File pacemaker-pengine-re-enable-unrecoverable-remote-fencing.patch of Package pacemaker.8397
commit a72ef2be2240aac04b784710ae81c4671a8189cd
Author: Ken Gaillot <kgaillot@redhat.com>
Date: Sat Aug 19 15:45:27 2017 -0500
Fix: pengine: re-enable unrecoverable remote fencing
The fence loop referenced by 00fed62 was due to get_remote_node_state()
considering a failed remote connection resource unrecoverable, even if it was
waiting for its reconnect interval to expire before attempting reconnection.
Index: pacemaker-1.1.16+20170320.77ea74d/pengine/allocate.c
===================================================================
--- pacemaker-1.1.16+20170320.77ea74d.orig/pengine/allocate.c
+++ pacemaker-1.1.16+20170320.77ea74d/pengine/allocate.c
@@ -891,13 +891,10 @@ probe_resources(pe_working_set_t * data_
continue;
} else if (node->details->online == FALSE && node->details->remote_rsc) {
- // TODO figure out why this results in fence loop
- /*
enum remote_connection_state state = get_remote_node_state(node);
if(state == remote_state_failed) {
pe_fence_node(data_set, node, "the connection is unrecoverable");
}
- */
continue;
} else if(node->details->online == FALSE) {
@@ -1889,22 +1886,38 @@ get_remote_node_state(pe_node_t *node)
* on that remote node until after it starts elsewhere.
*/
if(remote_rsc->next_role == RSC_ROLE_STOPPED || remote_rsc->allocated_to == NULL) {
- /* There is nowhere left to run the connection resource,
- * and the resource is in a failed state (either directly
- * or because it is located on a failed node).
- *
- * If there are any resources known to be active on it (stop),
- * or if there are resources in an unknown state (probe), we
- * must assume the worst and fence it.
- */
- if (is_set(remote_rsc->flags, pe_rsc_failed)) {
- return remote_state_failed;
- } else if(cluster_node && cluster_node->details->unclean) {
+ /* The connection resource is not going to run anywhere */
+
+ if (cluster_node && cluster_node->details->unclean) {
+ /* The remote connection is failed because its resource is on a
+ * failed node and can't be recovered elsewhere, so we must fence.
+ */
return remote_state_failed;
- } else {
+ }
+
+ if (is_not_set(remote_rsc->flags, pe_rsc_failed)) {
+ /* Connection resource is cleanly stopped */
return remote_state_stopped;
}
+ /* Connection resource is failed */
+
+ if ((remote_rsc->next_role == RSC_ROLE_STOPPED)

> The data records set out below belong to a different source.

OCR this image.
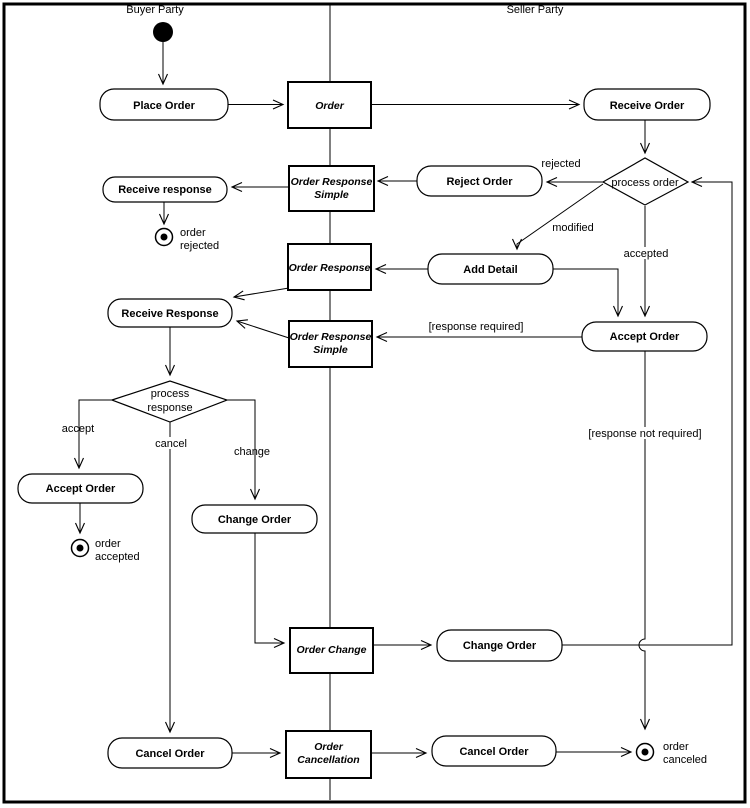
Buyer Party	Seller Party
Order
Order Response
Simple
Order Response
Order Response
Simple
Order Change
Order
Cancellation
Place Order	Receive Order
Reject Order
Receive response
Add Detail
Receive Response
Accept Order
Accept Order
Change Order
Change Order
Cancel Order	Cancel Order
process order
process
response
order
rejected
order
accepted
order
canceled
rejected
modified
accepted
[response required]
[response not required]
accept
cancel
change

+ && remote_rsc->remote_reconnect_interval
+ && node->details->remote_was_fenced) {
+
+ /* We won't know whether the connection is recoverable until the
+ * reconnect interval expires and we reattempt connection.
+ */
+ return remote_state_unknown;
+ }
+
+ /* The remote connection is in a failed state. If there are any
+ * resources known to be active on it (stop) or in an unknown state
+ * (probe), we must assume the worst and fence it.
+ */
+ return remote_state_failed;
+
} else if (cluster_node == NULL) {
/* Connection is recoverable but not currently running anywhere, see if we can recover it first */
return remote_state_unknown;